Prompt imaging was critical for assessing these injuries. Many patients underwent one or more operations, and rehabilitation from the injuries for many patients will be prolonged and difficult.

Use of Imaging

The authors recommend systematically examining each extremity for open wounds and musculoskeletal, neurological, and vascular injury. These should be documented and photographed. As suggested by earlier studies, liberal use of radiography and computed tomography can detect foreign objects, define basic penetration patterns, and evaluate bony and soft tissue damage.

Urgent surgical intervention is needed for large foreign body removal, penetrating blood vessels, hemostasis, damaged tissue debridement, and amputation. When the patient is stable postoperatively, radiography and more detailed imaging are recommended.

Magnetic resonance imaging and ultrasound are not useful in the acute phase because of their long acquisition times and the possible movement of embedded metallic shrapnel. If vascular injury is suspected, computed tomography angiography is recommended, as well as conventional angiography in some cases for vascular intervention under fluoroscopic guidance.

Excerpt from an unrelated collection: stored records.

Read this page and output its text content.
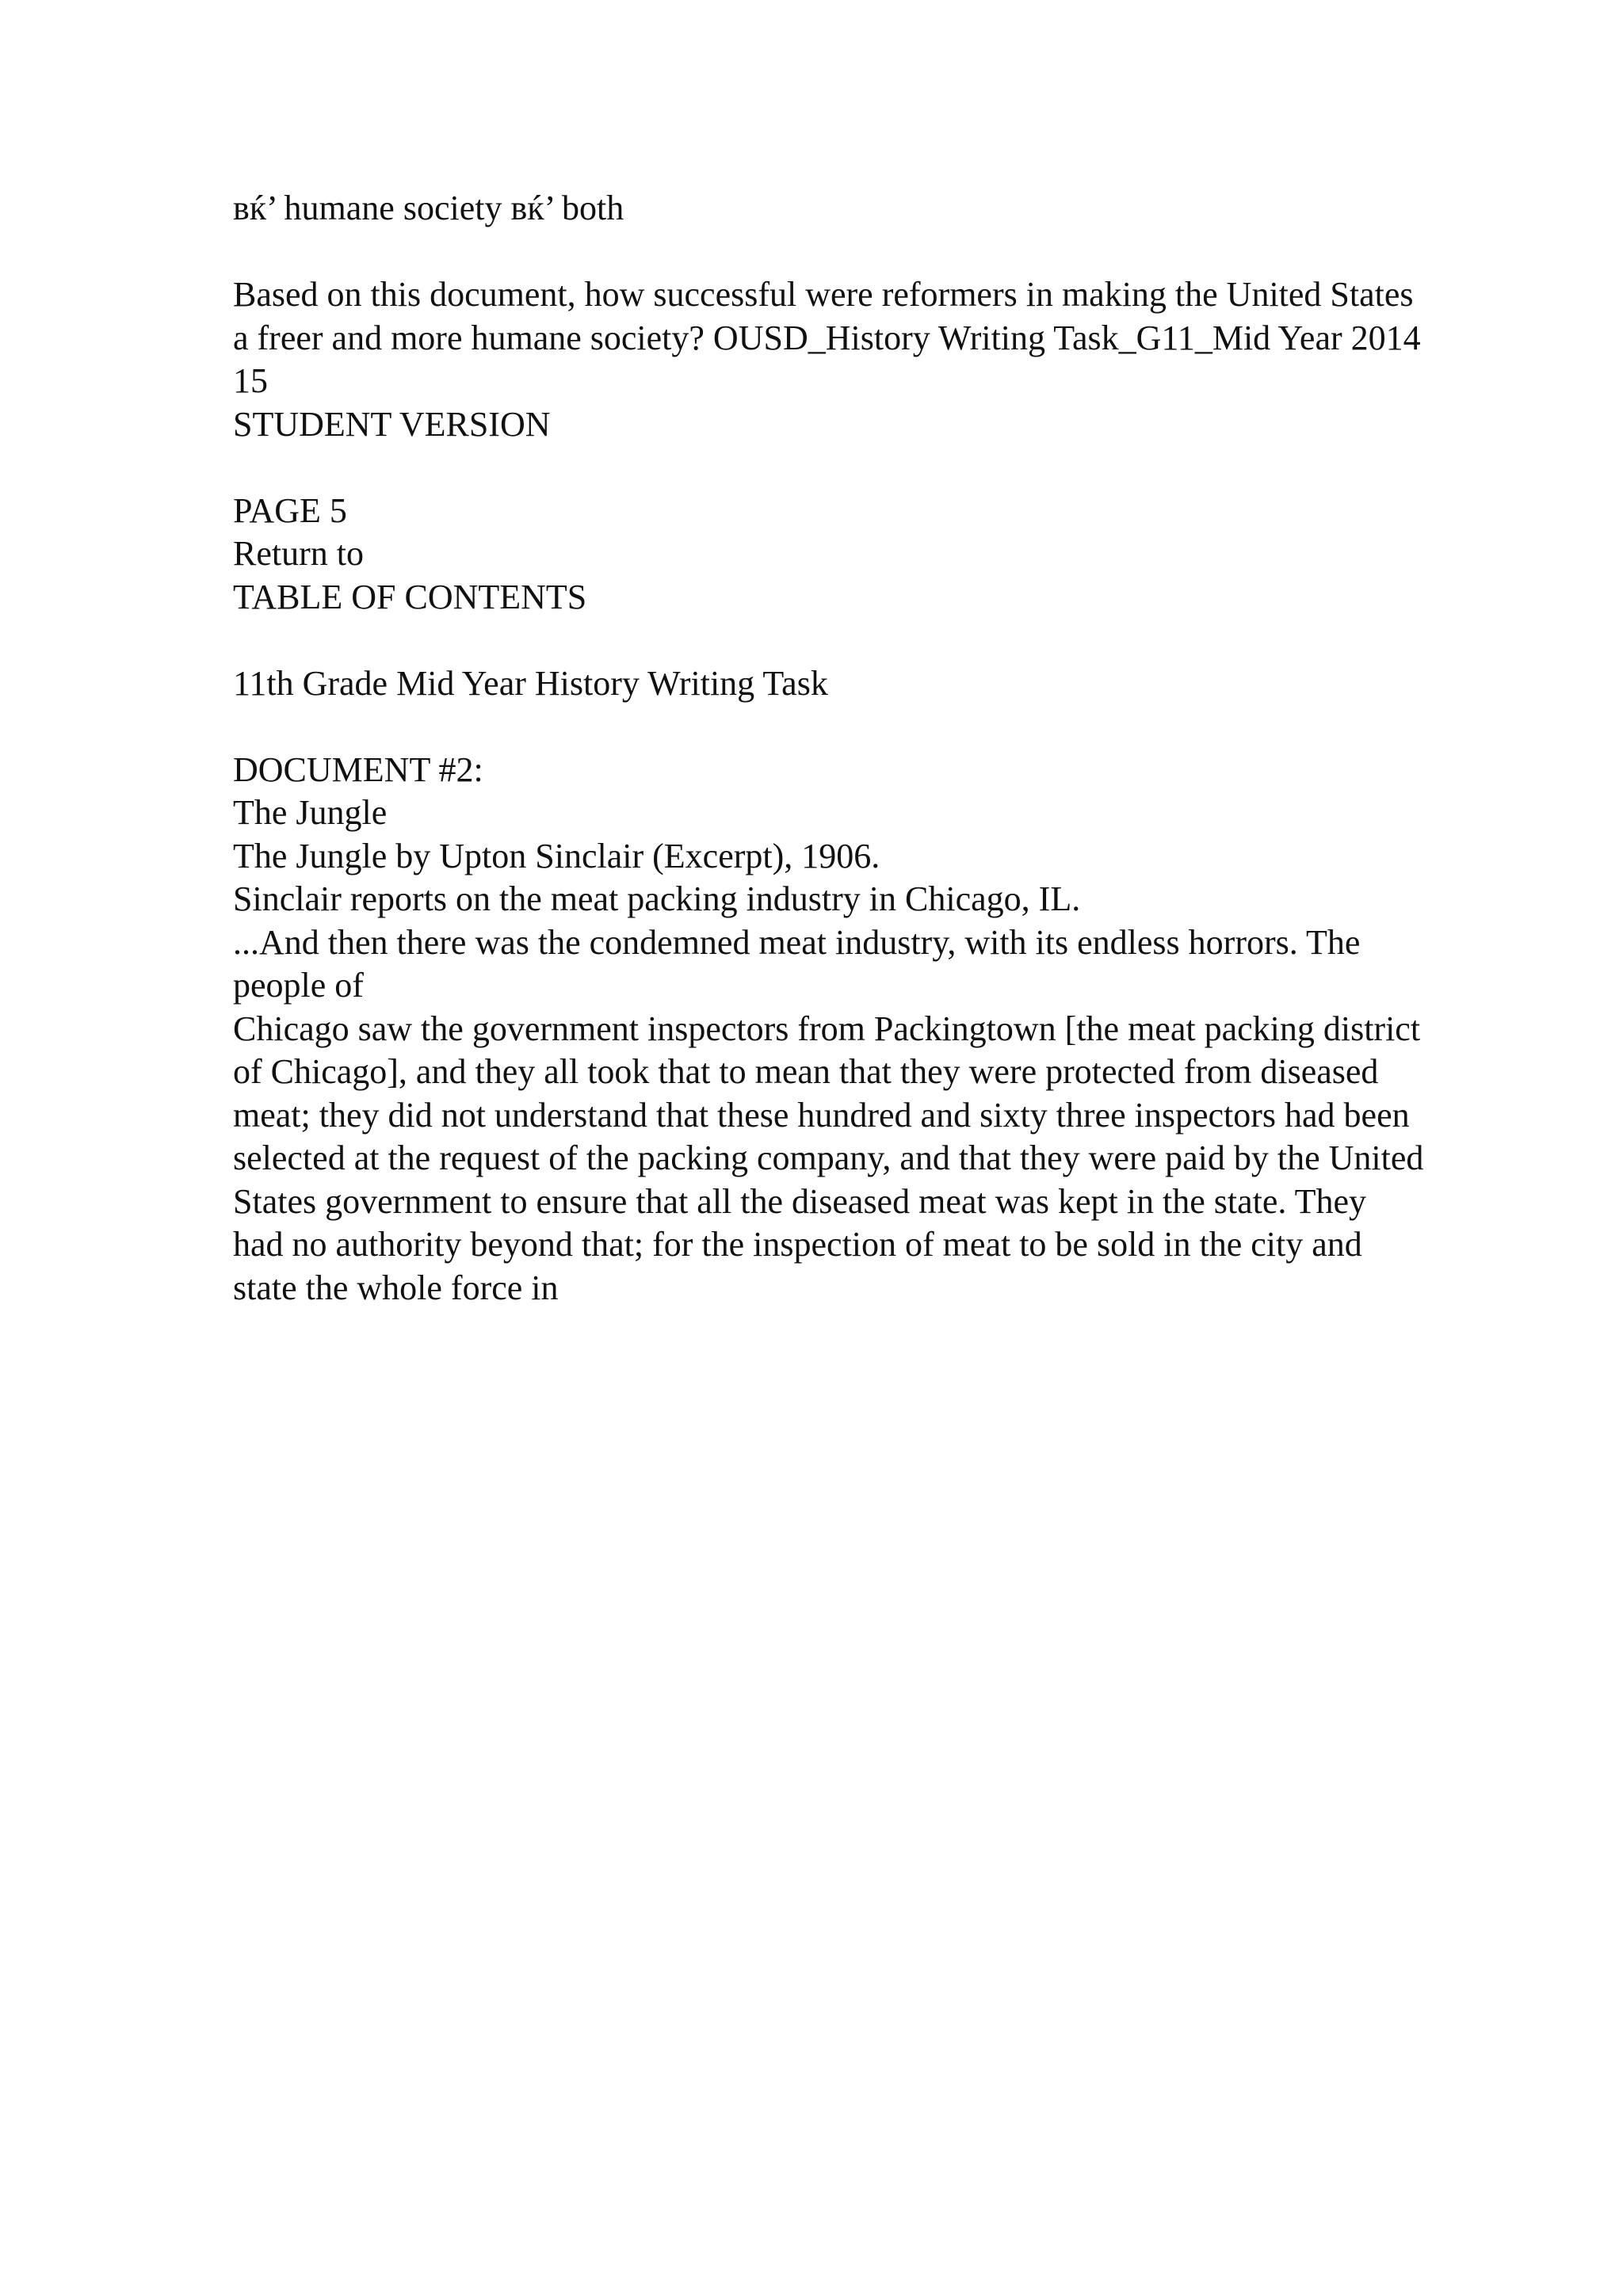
вќ’ humane society вќ’ both
Based on this document, how successful were reformers in making the United States
a freer and more humane society? OUSD_History Writing Task_G11_Mid Year 2014
15
STUDENT VERSION
PAGE 5
Return to
TABLE OF CONTENTS
11th Grade Mid Year History Writing Task
DOCUMENT #2:
The Jungle
The Jungle by Upton Sinclair (Excerpt), 1906.
Sinclair reports on the meat packing industry in Chicago, IL.
...And then there was the condemned meat industry, with its endless horrors. The
people of
Chicago saw the government inspectors from Packingtown [the meat packing district
of Chicago], and they all took that to mean that they were protected from diseased
meat; they did not understand that these hundred and sixty three inspectors had been
selected at the request of the packing company, and that they were paid by the United
States government to ensure that all the diseased meat was kept in the state. They
had no authority beyond that; for the inspection of meat to be sold in the city and
state the whole force in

"For the many lower extremity injuries from the Boston Marathon bombing, medical imaging and noting the elements of the soft tissue injuries were key aspects that should be highlighted for future treatments and understanding of the injuries and outcomes," Dr. Hannan concluded. "There is also a tremendous impetus to gain the positive insights amidst the sadness and loss that prevail in many of these traumatic events, both for patients and their providers of rehabilitation."

The study authors and Dr. Hannan have disclosed no relevant financial relationships.

Arthritis Care Res. Published online August 19, 2013.